In the game, two teams consisting of five contestants play against each other and have to answer questions based on surveys taken by random people from the Netherlands. They have to guess which answer was given by most of the people involved in the survey.

It was first aired by the VARA in 1982, and the show was hosted by Willem Ruis. However, the show was canceled in 1986 because of the death of Willem Ruis. The VARA revived the series in March 1992 with Peter-Jan Rens as the host, but the show went to the commercial channel RTL 4 in 1993, because host Peter-Jan Rens also went to that channel. Later, the show was sponsored by the Lotto (which also sponsored Weekend Miljonairs). RTL 4 canceled the program in 1998 because there were problems with the rights for the format.

When the commercial channel Talpa (now Tien) started in 2005, they began airing new episodes of the show. At Talpa, the show was hosted by singer Gordon Heuckeroth from 2005 to 2006, and later in 2006, Winston Gerschtanowitz joined as the co-host. In 2008, RTL 5 began airing reruns of the Talpa episodes.

On June 6, 2009, Talpa/Tien aired a special edition hosted by Carlo Boszhard. In this episode, celebrities tried to win as much money as possible for charity.

In 2021, after being off the air for no more than six years, the show began airing on SBS6 with singer Gordon Heuckeroth returning as host.

==Rules==
The rules are mostly the same as the other versions, except for a few minor differences. Unlike most other versions, the teams in the Dutch version don't always consist of five family members, but sometimes the teams consist of friends, colleagues, members of a sports team, etc. After four questions (three questions from 1993 to 1998), with only the last question being worth twice the value, the team in the lead won the championship.

When the show moved to RTL 4 in 1993, a bonus game was added, which was played at the beginning of the program. In it, every contestant had to answer a question. When one got the number one answer, his or her team would get ƒ1000. If they got the number two answer, the team would get ƒ500, and if they got the number 3 answer, the team would get ƒ250.

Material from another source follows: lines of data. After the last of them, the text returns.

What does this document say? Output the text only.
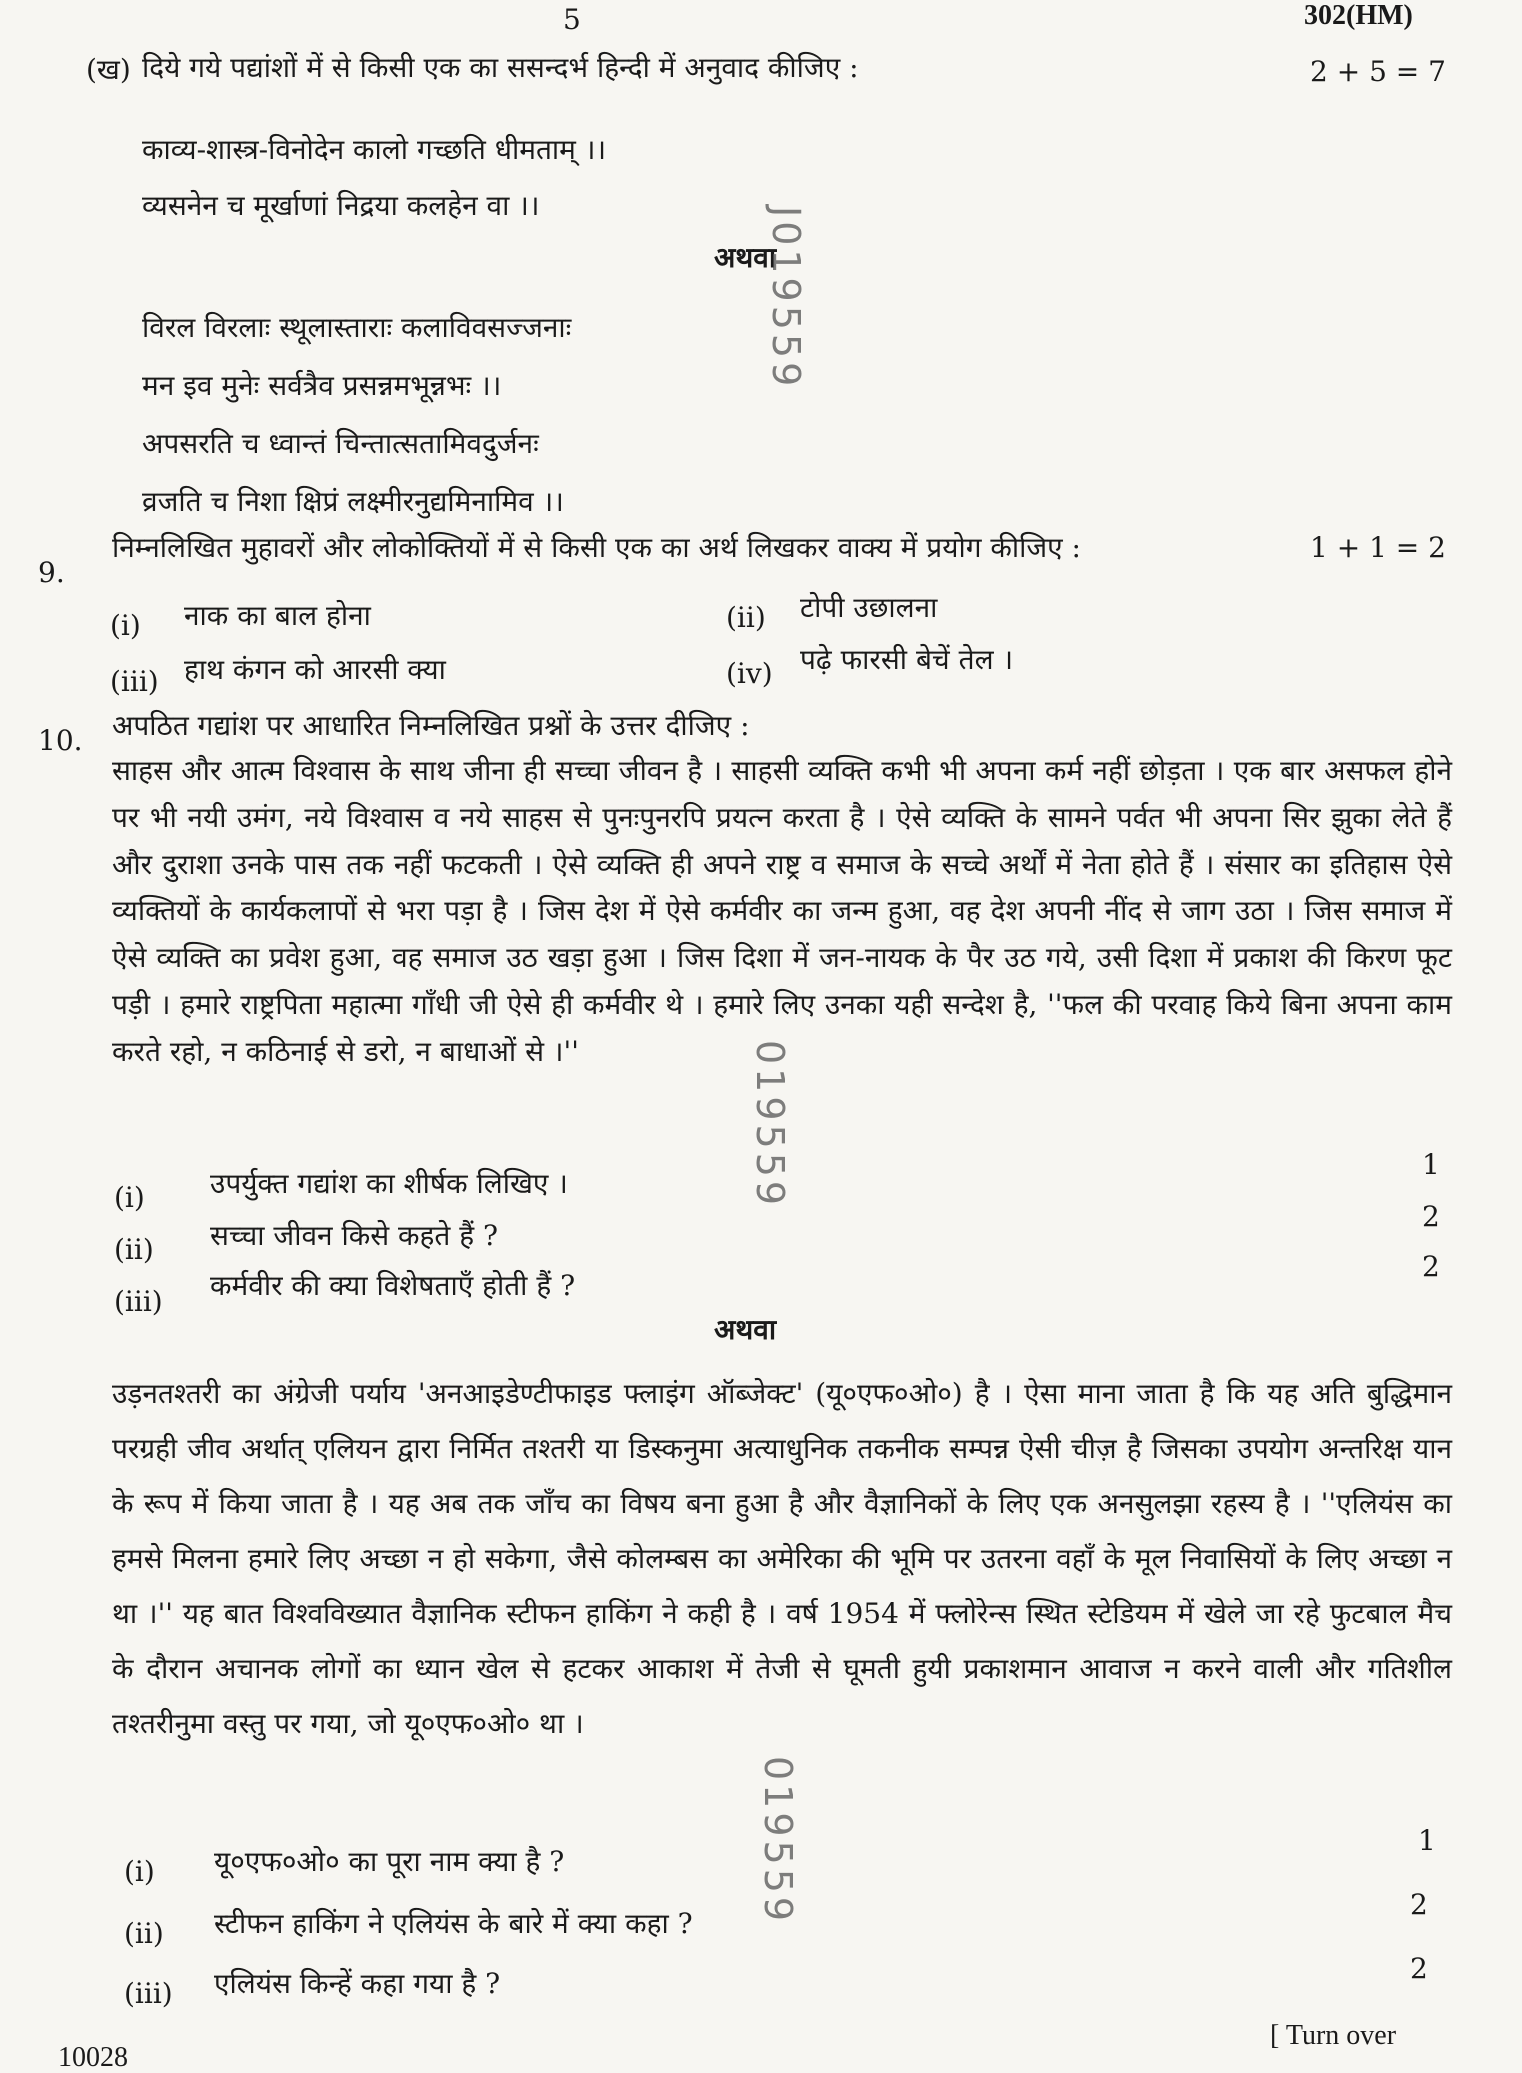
5	302(HM)
(ख) दिये गये पद्यांशों में से किसी एक का ससन्दर्भ हिन्दी में अनुवाद कीजिए :	2 + 5 = 7
काव्य-शास्त्र-विनोदेन कालो गच्छति धीमताम् ।।
व्यसनेन च मूर्खाणां निद्रया कलहेन वा ।।
अथवा
विरल विरलाः स्थूलास्ताराः कलाविवसज्जनाः
मन इव मुनेः सर्वत्रैव प्रसन्नमभून्नभः ।।
अपसरति च ध्वान्तं चिन्तात्सतामिवदुर्जनः
व्रजति च निशा क्षिप्रं लक्ष्मीरनुद्यमिनामिव ।।
9.
निम्नलिखित मुहावरों और लोकोक्तियों में से किसी एक का अर्थ लिखकर वाक्य में प्रयोग कीजिए :	1 + 1 = 2
(i) नाक का बाल होना	(ii) टोपी उछालना
(iii) हाथ कंगन को आरसी क्या	(iv) पढ़े फारसी बेचें तेल ।
10. अपठित गद्यांश पर आधारित निम्नलिखित प्रश्नों के उत्तर दीजिए :

साहस और आत्म विश्वास के साथ जीना ही सच्चा जीवन है । साहसी व्यक्ति कभी भी अपना कर्म नहीं छोड़ता । एक बार असफल होने पर भी नयी उमंग, नये विश्वास व नये साहस से पुनःपुनरपि प्रयत्न करता है । ऐसे व्यक्ति के सामने पर्वत भी अपना सिर झुका लेते हैं और दुराशा उनके पास तक नहीं फटकती । ऐसे व्यक्ति ही अपने राष्ट्र व समाज के सच्चे अर्थों में नेता होते हैं । संसार का इतिहास ऐसे व्यक्तियों के कार्यकलापों से भरा पड़ा है । जिस देश में ऐसे कर्मवीर का जन्म हुआ, वह देश अपनी नींद से जाग उठा । जिस समाज में ऐसे व्यक्ति का प्रवेश हुआ, वह समाज उठ खड़ा हुआ । जिस दिशा में जन-नायक के पैर उठ गये, उसी दिशा में प्रकाश की किरण फूट पड़ी । हमारे राष्ट्रपिता महात्मा गाँधी जी ऐसे ही कर्मवीर थे । हमारे लिए उनका यही सन्देश है, ''फल की परवाह किये बिना अपना काम करते रहो, न कठिनाई से डरो, न बाधाओं से ।''

(i) उपर्युक्त गद्यांश का शीर्षक लिखिए ।
1
(ii) सच्चा जीवन किसे कहते हैं ?
2
(iii) कर्मवीर की क्या विशेषताएँ होती हैं ?
2
अथवा

उड़नतश्तरी का अंग्रेजी पर्याय 'अनआइडेण्टीफाइड फ्लाइंग ऑब्जेक्ट' (यू०एफ०ओ०) है । ऐसा माना जाता है कि यह अति बुद्धिमान परग्रही जीव अर्थात् एलियन द्वारा निर्मित तश्तरी या डिस्कनुमा अत्याधुनिक तकनीक सम्पन्न ऐसी चीज़ है जिसका उपयोग अन्तरिक्ष यान के रूप में किया जाता है । यह अब तक जाँच का विषय बना हुआ है और वैज्ञानिकों के लिए एक अनसुलझा रहस्य है । ''एलियंस का हमसे मिलना हमारे लिए अच्छा न हो सकेगा, जैसे कोलम्बस का अमेरिका की भूमि पर उतरना वहाँ के मूल निवासियों के लिए अच्छा न था ।'' यह बात विश्वविख्यात वैज्ञानिक स्टीफन हाकिंग ने कही है । वर्ष 1954 में फ्लोरेन्स स्थित स्टेडियम में खेले जा रहे फुटबाल मैच के दौरान अचानक लोगों का ध्यान खेल से हटकर आकाश में तेजी से घूमती हुयी प्रकाशमान आवाज न करने वाली और गतिशील तश्तरीनुमा वस्तु पर गया, जो यू०एफ०ओ० था ।

(i) यू०एफ०ओ० का पूरा नाम क्या है ?
1
(ii) स्टीफन हाकिंग ने एलियंस के बारे में क्या कहा ?
2
(iii) एलियंस किन्हें कहा गया है ?	2
10028
[ Turn over
J019559
019559
019559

From 1982 until 1998, the top prize of the show was ƒ5000, which was awarded when a team got over 200 points in the final round. If the team failed to score 200 points, each point earned one Dutch guilder in addition to one guilder per point in the main game. If they had earned additional money in the bonus game, that money would be added to the top prize. After the RTL 4 version ended in 1998, the bonus game was not played anymore.

From 2005 and on, the top prize was €5000, which also was awarded when a team got over 200 points in the final round. On the current revival, naming all five top answers in the final doubles the jackpot to €10,000.